For graders and sorters, training requirements vary on the basis of their responsibilities. For those who perform tests on various agricultural products, a high school diploma is preferred and may be required. Simple jobs requiring mostly visual inspection may be filled by beginners provided with short-term on-the-job training.

Becoming an agricultural inspector requires relevant work experience or some college course work in a field such as biology or agricultural science. Inspectors are trained in the applicable laws or inspection procedures through some combination of classroom and on-the-job training. In general, people who want to enter this occupation should be responsible, like detailed work, and be able to communicate well. Federal Government inspectors whose job performance is satisfactory advance through a career ladder to a specified full-performance level. For positions above this level—usually supervisory positions—advancement is competitive and based on agency needs and individual merit. Advancement opportunities in State and local governments and in the private sector often are similar to those in the Federal Government.

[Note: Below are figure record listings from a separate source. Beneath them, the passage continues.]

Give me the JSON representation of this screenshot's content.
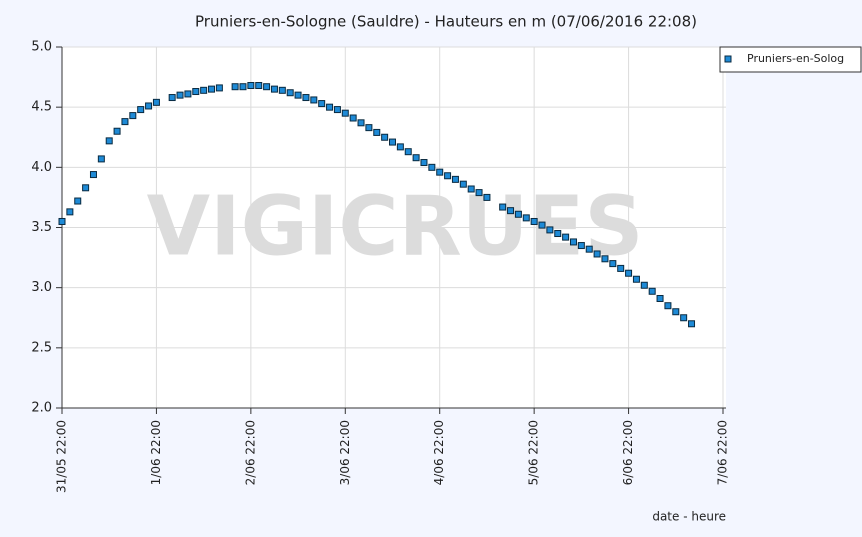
{
  "chart_data": {
    "type": "scatter",
    "title": "Pruniers-en-Sologne (Sauldre) - Hauteurs en m (07/06/2016 22:08)",
    "xlabel": "date - heure",
    "watermark": "VIGICRUES",
    "legend": "upper right",
    "grid": true,
    "series": [
      {
        "name": "Pruniers-en-Solog",
        "color": "#1e8ad6",
        "x": [
          "31/05 22:00",
          "1/06 00:00",
          "1/06 02:00",
          "1/06 04:00",
          "1/06 06:00",
          "1/06 08:00",
          "1/06 10:00",
          "1/06 12:00",
          "1/06 14:00",
          "1/06 16:00",
          "1/06 18:00",
          "1/06 20:00",
          "1/06 22:00",
          "2/06 02:00",
          "2/06 04:00",
          "2/06 06:00",
          "2/06 08:00",
          "2/06 10:00",
          "2/06 12:00",
          "2/06 14:00",
          "2/06 18:00",
          "2/06 20:00",
          "2/06 22:00",
          "3/06 00:00",
          "3/06 02:00",
          "3/06 04:00",
          "3/06 06:00",
          "3/06 08:00",
          "3/06 10:00",
          "3/06 12:00",
          "3/06 14:00",
          "3/06 16:00",
          "3/06 18:00",
          "3/06 20:00",
          "3/06 22:00",
          "4/06 00:00",
          "4/06 02:00",
          "4/06 04:00",
          "4/06 06:00",
          "4/06 08:00",
          "4/06 10:00",
          "4/06 12:00",
          "4/06 14:00",
          "4/06 16:00",
          "4/06 18:00",
          "4/06 20:00",
          "4/06 22:00",
          "5/06 00:00",
          "5/06 02:00",
          "5/06 04:00",
          "5/06 06:00",
          "5/06 08:00",
          "5/06 10:00",
          "5/06 14:00",
          "5/06 16:00",
          "5/06 18:00",
          "5/06 20:00",
          "5/06 22:00",
          "6/06 00:00",
          "6/06 02:00",
          "6/06 04:00",
          "6/06 06:00",
          "6/06 08:00",
          "6/06 10:00",
          "6/06 12:00",
          "6/06 14:00",
          "6/06 16:00",
          "6/06 18:00",
          "6/06 20:00",
          "6/06 22:00",
          "7/06 00:00",
          "7/06 02:00",
          "7/06 04:00",
          "7/06 06:00",
          "7/06 08:00",
          "7/06 10:00",
          "7/06 12:00",
          "7/06 14:00"
        ],
        "values": [
          3.55,
          3.63,
          3.72,
          3.83,
          3.94,
          4.07,
          4.22,
          4.3,
          4.38,
          4.43,
          4.48,
          4.51,
          4.54,
          4.58,
          4.6,
          4.61,
          4.63,
          4.64,
          4.65,
          4.66,
          4.67,
          4.67,
          4.68,
          4.68,
          4.67,
          4.65,
          4.64,
          4.62,
          4.6,
          4.58,
          4.56,
          4.53,
          4.5,
          4.48,
          4.45,
          4.41,
          4.37,
          4.33,
          4.29,
          4.25,
          4.21,
          4.17,
          4.13,
          4.08,
          4.04,
          4.0,
          3.96,
          3.93,
          3.9,
          3.86,
          3.82,
          3.79,
          3.75,
          3.67,
          3.64,
          3.61,
          3.58,
          3.55,
          3.52,
          3.48,
          3.45,
          3.42,
          3.38,
          3.35,
          3.32,
          3.28,
          3.24,
          3.2,
          3.16,
          3.12,
          3.07,
          3.02,
          2.97,
          2.91,
          2.85,
          2.8,
          2.75,
          2.7
        ]
      }
    ],
    "xlim": [
      "31/05 22:00",
      "7/06 22:00"
    ],
    "xticks": [
      "31/05 22:00",
      "1/06 22:00",
      "2/06 22:00",
      "3/06 22:00",
      "4/06 22:00",
      "5/06 22:00",
      "6/06 22:00",
      "7/06 22:00"
    ],
    "ylim": [
      2,
      5
    ],
    "yticks": [
      {
        "value": 2,
        "label": "2.0"
      },
      {
        "value": 2.5,
        "label": "2.5"
      },
      {
        "value": 3,
        "label": "3.0"
      },
      {
        "value": 3.5,
        "label": "3.5"
      },
      {
        "value": 4,
        "label": "4.0"
      },
      {
        "value": 4.5,
        "label": "4.5"
      },
      {
        "value": 5,
        "label": "5.0"
      }
    ]
  }
}
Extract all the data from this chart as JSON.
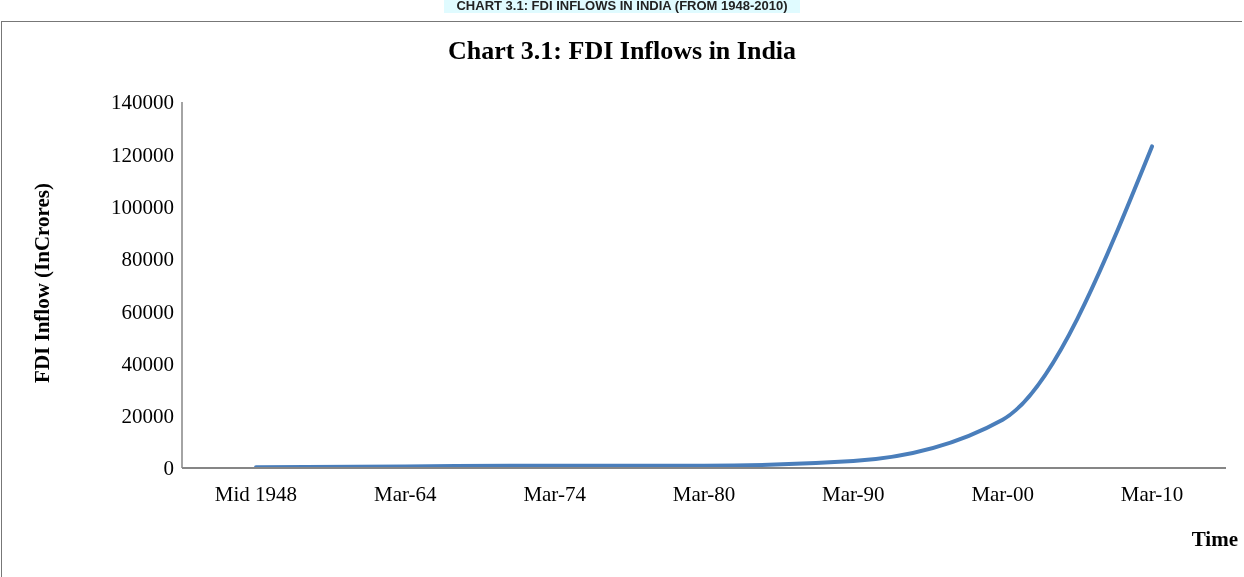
{
  "chart_data": {
    "type": "line",
    "title": "Chart 3.1: FDI Inflows in India",
    "annotations": [
      "CHART 3.1: FDI INFLOWS IN INDIA (FROM 1948-2010)"
    ],
    "ylabel": "FDI Inflow (InCrores)",
    "xlabel": "Time",
    "categories": [
      "Mid 1948",
      "Mar-64",
      "Mar-74",
      "Mar-80",
      "Mar-90",
      "Mar-00",
      "Mar-10"
    ],
    "series": [
      {
        "color": "#4a7ebb",
        "values": [
          300,
          600,
          900,
          900,
          2700,
          18500,
          123000
        ]
      }
    ],
    "ylim": [
      0,
      140000
    ],
    "yticks": [
      0,
      20000,
      40000,
      60000,
      80000,
      100000,
      120000,
      140000
    ],
    "grid": false,
    "legend": false,
    "marker": "none",
    "line_style": "solid"
  }
}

Advancement of agricultural workers depends on motivation and experience. Farmworkers who work hard and quickly, have good communication skills, and take an interest in the business may advance to crew leader or other supervisory positions. Some agricultural workers may aspire to become farm, ranch, and other agricultural managers, or farmers or ranchers themselves. ( Farmers, ranchers, and agricultural managers are discussed elsewhere in the Handbook.) In addition, their knowledge of raising and harvesting produce may provide an excellent background for becoming purchasing agents and buyers of farm products. Knowledge of working a farm as a business can help agricultural workers become farm and home management advisors. Those who earn a college degree in agricultural science could become agricultural and food scientists.